Christie's «The Chair» sale held on May 11th 1999 in London was a great success as it realised £ 1,3 million (over US $ 2,1 million) with 62% of lots sold. Christie's salesroom was packed for the occasion and the crowd almost roared when a Rennie Mackintosh black oak armchair made around 1900 for the billiard room of a Glasgow café fetched £ 155,000 (US $ 257,170) against a £ 30,000-40,000 estimate.
A wood armchair made by G. A Van de Groenekan after a carton by Dutch designer Gerrit van Rietveld, around 1918, consisting of 13 square wood blocks and two rectangular planks pour the seat and the back (only three models were made), fetched £ 133,500 (US $ 213,165). This piece, which bore testimony of the links Rietveld had with the De Stijl movement and Piet Mondrian, had been sold for just under US $ 80,000 in November 1986 by Christie's in Amsterdam.
A square armchair by Austrian designer Koloman Moser with mosaic decor, one the best known objects of the Austrian Secession period induced a bidding battle between two private American collectors while Marcel Breuer's famous metallic tubular chair called «Wassily Model B3», designed in 1925, went for £ 56,500 (US $ 90,659). A similar price was recorded for the steel chromed and leather «Barcelona» chair conceived by Ludwig Mies van der Rohe as a throne for the King and Queen of Spain, which was exhibited in the German pavillion at the Barcelona International Fair in 1929.

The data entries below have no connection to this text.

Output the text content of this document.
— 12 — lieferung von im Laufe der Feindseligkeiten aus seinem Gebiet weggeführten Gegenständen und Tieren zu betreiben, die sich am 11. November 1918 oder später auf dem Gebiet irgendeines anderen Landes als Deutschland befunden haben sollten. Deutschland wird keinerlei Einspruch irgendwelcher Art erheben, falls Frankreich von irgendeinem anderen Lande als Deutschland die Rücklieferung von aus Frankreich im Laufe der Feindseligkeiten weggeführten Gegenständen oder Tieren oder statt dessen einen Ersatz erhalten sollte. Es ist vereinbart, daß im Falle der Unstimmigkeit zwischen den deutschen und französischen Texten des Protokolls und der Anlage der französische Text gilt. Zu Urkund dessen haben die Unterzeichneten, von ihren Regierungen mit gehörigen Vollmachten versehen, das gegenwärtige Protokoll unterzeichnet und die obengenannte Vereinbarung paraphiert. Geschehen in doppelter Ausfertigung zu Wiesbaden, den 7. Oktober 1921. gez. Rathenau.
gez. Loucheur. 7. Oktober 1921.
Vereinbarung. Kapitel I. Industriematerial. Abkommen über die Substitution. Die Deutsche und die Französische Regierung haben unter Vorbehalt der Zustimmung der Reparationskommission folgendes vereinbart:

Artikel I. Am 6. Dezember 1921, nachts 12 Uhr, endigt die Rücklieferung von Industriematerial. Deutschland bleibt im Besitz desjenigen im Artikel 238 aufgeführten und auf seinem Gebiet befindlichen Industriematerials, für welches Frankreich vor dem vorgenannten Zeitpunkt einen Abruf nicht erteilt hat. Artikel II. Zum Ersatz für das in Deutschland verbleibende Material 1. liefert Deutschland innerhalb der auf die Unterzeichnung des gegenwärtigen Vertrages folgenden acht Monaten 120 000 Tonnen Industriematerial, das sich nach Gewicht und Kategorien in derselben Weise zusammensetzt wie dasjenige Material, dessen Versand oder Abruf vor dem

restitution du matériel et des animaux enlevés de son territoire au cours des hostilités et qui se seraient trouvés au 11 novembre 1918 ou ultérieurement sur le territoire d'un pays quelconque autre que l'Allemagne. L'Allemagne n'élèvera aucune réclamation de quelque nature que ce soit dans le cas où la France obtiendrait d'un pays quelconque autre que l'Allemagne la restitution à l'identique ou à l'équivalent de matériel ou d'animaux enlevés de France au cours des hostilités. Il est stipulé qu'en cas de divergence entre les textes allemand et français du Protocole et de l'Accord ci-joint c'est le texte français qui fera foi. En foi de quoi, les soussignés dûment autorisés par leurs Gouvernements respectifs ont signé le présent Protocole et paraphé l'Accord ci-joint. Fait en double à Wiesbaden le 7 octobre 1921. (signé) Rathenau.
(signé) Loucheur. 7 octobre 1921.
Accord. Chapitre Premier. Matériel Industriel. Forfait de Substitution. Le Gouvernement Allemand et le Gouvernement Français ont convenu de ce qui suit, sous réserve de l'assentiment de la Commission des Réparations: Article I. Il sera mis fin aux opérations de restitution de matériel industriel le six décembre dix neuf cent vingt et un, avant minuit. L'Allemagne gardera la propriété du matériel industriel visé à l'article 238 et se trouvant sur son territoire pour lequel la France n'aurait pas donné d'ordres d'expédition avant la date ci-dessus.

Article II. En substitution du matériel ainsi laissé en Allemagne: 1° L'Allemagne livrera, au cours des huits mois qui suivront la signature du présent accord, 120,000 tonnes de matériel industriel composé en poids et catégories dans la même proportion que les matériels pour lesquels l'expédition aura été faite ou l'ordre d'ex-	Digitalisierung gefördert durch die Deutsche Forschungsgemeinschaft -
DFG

Two armchairs called «Red Polar Bears» by Jean Royère, of circa 1951, went for £ 84,000 (US $ 134,700) against an estimate of £ 15,000-20,000 but a deck chair by Eileen Gray, which fetched US $ 231,000 at Sotheby's in May 1989 in New York, remained unsold at £ 52,000. It must however be noted that Sotheby's sold two similar chairs in 1991 for about US $ 63,500 each in 1991, thus at a more reasonable altitude.